Tout ceci donne au MONSTRE DU TRAIN un arrière-goût de réchauffé. D’autant que le montage, inégal en fin de métrage, rend sa conclusion expéditive et confuse. Toutefois, le film se distingue de la mêlasse de son époque, grâce au talent de mise en scène de son réalisateur, Roger Spottiswoode. Monteur de Sam Peckinpah en 1971 sur Les Chiens de paille et futur réalisateur du James Bond Demain ne meurt jamais en 1997, Spottiswoode expérimente et donne au décor une dimension inquiétante. Sublimé par la photo de John Alcott, ex chef opérateur de Kubrick, l’ancien train est noyé dans un clair-obscur, où la menace peut surgir de n’importe quel recoin de l’image.

Photo du film LE MONSTRE DU TRAIN
Crédits : D.R.

LE MONSTRE DU TRAIN se hisse ainsi légèrement au-dessus la moyenne des slashers du début des années 80. Concentré d’idées, il offre quelques surprises réjouissantes. Si les rares effets gores se révèlent de piètre qualité, l’utilisation de cadavres pour mettre en scène les blagues de mauvais goût des étudiants paraît, aujourd’hui, précurseur – au regard de Réanimator en 1985, voire même de Grave en 2016. La présence de David Copperfield en magicien offre également de jolis moments, tant visuels que divertissants – même si le principal intéressé clame aujourd’hui avoir honte du long-métrage.

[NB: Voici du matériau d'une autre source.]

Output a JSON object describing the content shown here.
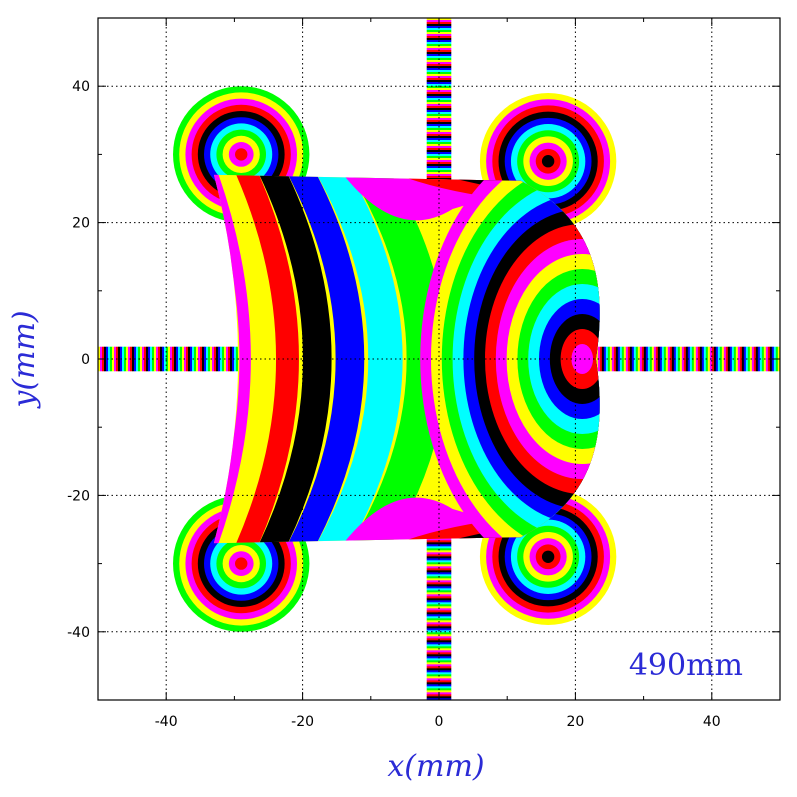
{
  "chart_data": {
    "type": "heatmap",
    "title": "",
    "xlabel": "x(mm)",
    "ylabel": "y(mm)",
    "xlim": [
      -50,
      50
    ],
    "ylim": [
      -50,
      50
    ],
    "grid": true,
    "x_ticks": [
      -40,
      -20,
      0,
      20,
      40
    ],
    "y_ticks": [
      40,
      20,
      0,
      -20,
      -40
    ],
    "annotation": "490mm",
    "palette": [
      "#ffff00",
      "#ff00ff",
      "#ff0000",
      "#000000",
      "#0000ff",
      "#00ffff",
      "#00ff00"
    ],
    "central_region": {
      "x_left_at_top": -33,
      "x_right_at_top": 12,
      "y_top": 27,
      "y_bottom": -27,
      "x_inner_left": -23,
      "x_tip": 23,
      "center_of_rings": [
        21,
        0
      ]
    },
    "lobes": [
      {
        "name": "top-left",
        "center": [
          -29,
          30
        ],
        "radius": 10,
        "core_color": "#ff0000"
      },
      {
        "name": "top-right",
        "center": [
          16,
          29
        ],
        "radius": 10,
        "core_color": "#000000"
      },
      {
        "name": "bottom-left",
        "center": [
          -29,
          -30
        ],
        "radius": 10,
        "core_color": "#ff0000"
      },
      {
        "name": "bottom-right",
        "center": [
          16,
          -29
        ],
        "radius": 10,
        "core_color": "#000000"
      }
    ],
    "bands": [
      {
        "name": "left-band",
        "x": [
          -50,
          -23
        ],
        "y": [
          -1.8,
          1.8
        ],
        "orientation": "horizontal"
      },
      {
        "name": "right-band",
        "x": [
          23,
          50
        ],
        "y": [
          -1.8,
          1.8
        ],
        "orientation": "horizontal"
      },
      {
        "name": "top-band",
        "x": [
          -1.8,
          1.8
        ],
        "y": [
          26,
          50
        ],
        "orientation": "vertical"
      },
      {
        "name": "bottom-band",
        "x": [
          -1.8,
          1.8
        ],
        "y": [
          -50,
          -26
        ],
        "orientation": "vertical"
      }
    ]
  }
}
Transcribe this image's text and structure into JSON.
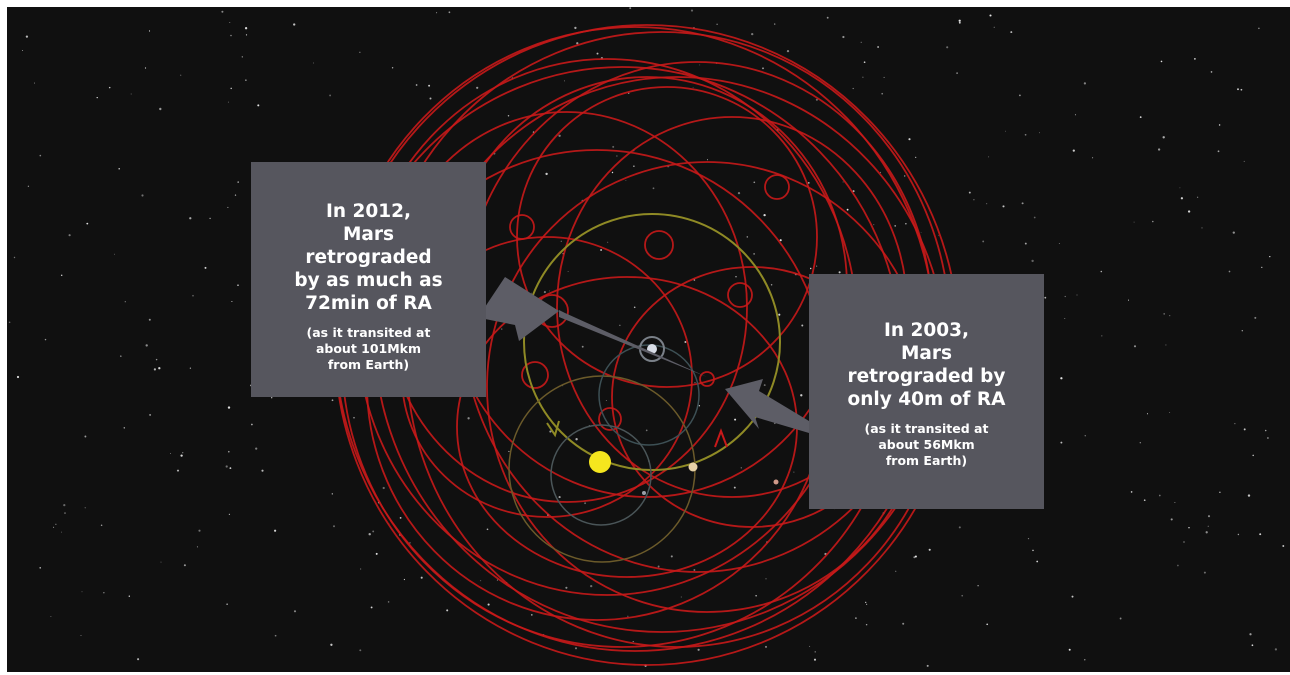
{
  "callouts": {
    "y2012": {
      "headline": "In 2012,\nMars\nretrograded\nby as much as\n72min of RA",
      "detail": "(as it transited at\nabout 101Mkm\nfrom Earth)"
    },
    "y2003": {
      "headline": "In 2003,\nMars\nretrograded by\nonly 40m of RA",
      "detail": "(as it transited at\nabout 56Mkm\nfrom Earth)"
    }
  },
  "colors": {
    "background": "#101010",
    "mars_path": "#c8191a",
    "earth_orbit": "#8f8a25",
    "callout_box": "#56565e",
    "pointer": "#5d5d66",
    "sun": "#f5e61e"
  },
  "bodies": [
    "sun",
    "earth",
    "mars",
    "moon"
  ]
}
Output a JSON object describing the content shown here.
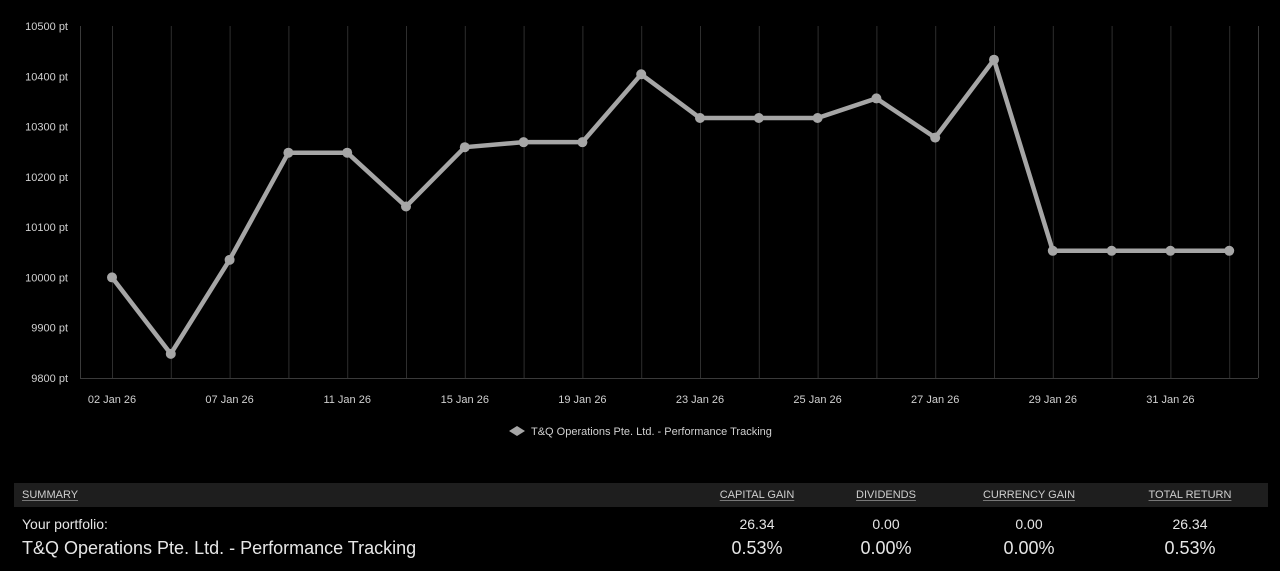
{
  "chart_data": {
    "type": "line",
    "title": "",
    "xlabel": "",
    "ylabel": "",
    "y_unit": "pt",
    "ylim": [
      9800,
      10500
    ],
    "y_ticks": [
      9800,
      9900,
      10000,
      10100,
      10200,
      10300,
      10400,
      10500
    ],
    "y_tick_labels": [
      "9800 pt",
      "9900 pt",
      "10000 pt",
      "10100 pt",
      "10200 pt",
      "10300 pt",
      "10400 pt",
      "10500 pt"
    ],
    "x_tick_labels": [
      "02 Jan 26",
      "07 Jan 26",
      "11 Jan 26",
      "15 Jan 26",
      "19 Jan 26",
      "23 Jan 26",
      "25 Jan 26",
      "27 Jan 26",
      "29 Jan 26",
      "31 Jan 26"
    ],
    "x_tick_positions": [
      0,
      2,
      4,
      6,
      8,
      10,
      12,
      14,
      16,
      18
    ],
    "grid": "vertical",
    "legend_placement": "bottom-center",
    "series": [
      {
        "name": "T&Q Operations Pte. Ltd. - Performance Tracking",
        "color": "#a6a6a6",
        "values": [
          10000,
          9848,
          10035,
          10248,
          10248,
          10141,
          10259,
          10269,
          10269,
          10404,
          10317,
          10317,
          10317,
          10356,
          10278,
          10433,
          10053,
          10053,
          10053,
          10053
        ]
      }
    ]
  },
  "summary": {
    "headers": {
      "summary": "SUMMARY",
      "capital_gain": "CAPITAL GAIN",
      "dividends": "DIVIDENDS",
      "currency_gain": "CURRENCY GAIN",
      "total_return": "TOTAL RETURN"
    },
    "portfolio_row": {
      "label": "Your portfolio:",
      "capital_gain": "26.34",
      "dividends": "0.00",
      "currency_gain": "0.00",
      "total_return": "26.34"
    },
    "percent_row": {
      "label": "T&Q Operations Pte. Ltd. - Performance Tracking",
      "capital_gain": "0.53%",
      "dividends": "0.00%",
      "currency_gain": "0.00%",
      "total_return": "0.53%"
    }
  }
}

Un tournant pour Jamie Lee Curtis

Dans sa logique toute Halloweenesque, LE MONSTRE DU TRAIN donne à voir une galerie de personnages têtes à claque, tous caractéristiques du slasher. Comme l’entendent les codes du genre, les mauvais sont châtiés, tandis que les bons peuvent espérer survivre. Buveurs, fumeurs et baiseurs n’y font donc pas long feu. Comme la tradition l’exige, le film se dote également d’une scream queen – protagoniste féminine hurlante – en la personne de Jamie Lee Curtis. Après Halloween et Le bal de l’horreur, l’actrice devient, aux yeux du public, une figure indissociable des productions horrifiques.

Photo du film LE MONSTRE DU TRAIN
Crédits : D.R.

Curtis comprend dès lors qu’elle s’enlise dans un rôle trop étroit pour ses ambitions. Marketé comme un spectacle post-Halloween assumé, LE MONSTRE DU TRAIN contribue à l’enfermer dans cette image de scream queen. Pour l’anecdote, le film sera même renommé After Halloween pour le marché vidéo. Désireuse de s’éloigner du cinéma d’horreur, l’actrice accepte ensuite de tourner dans Déviation Mortelle, qui lui offre un rôle plus consistant. Si elle reprend le rôle de Laurie Strode dans Halloween 2 en 1982, les raisons sont essentiellement contractuelles. Car c’est bien LE MONSTRE DU TRAIN et sa réception critique en demi-teinte qui lui feront tourner – pour un temps – le dos au cinéma d’horreur.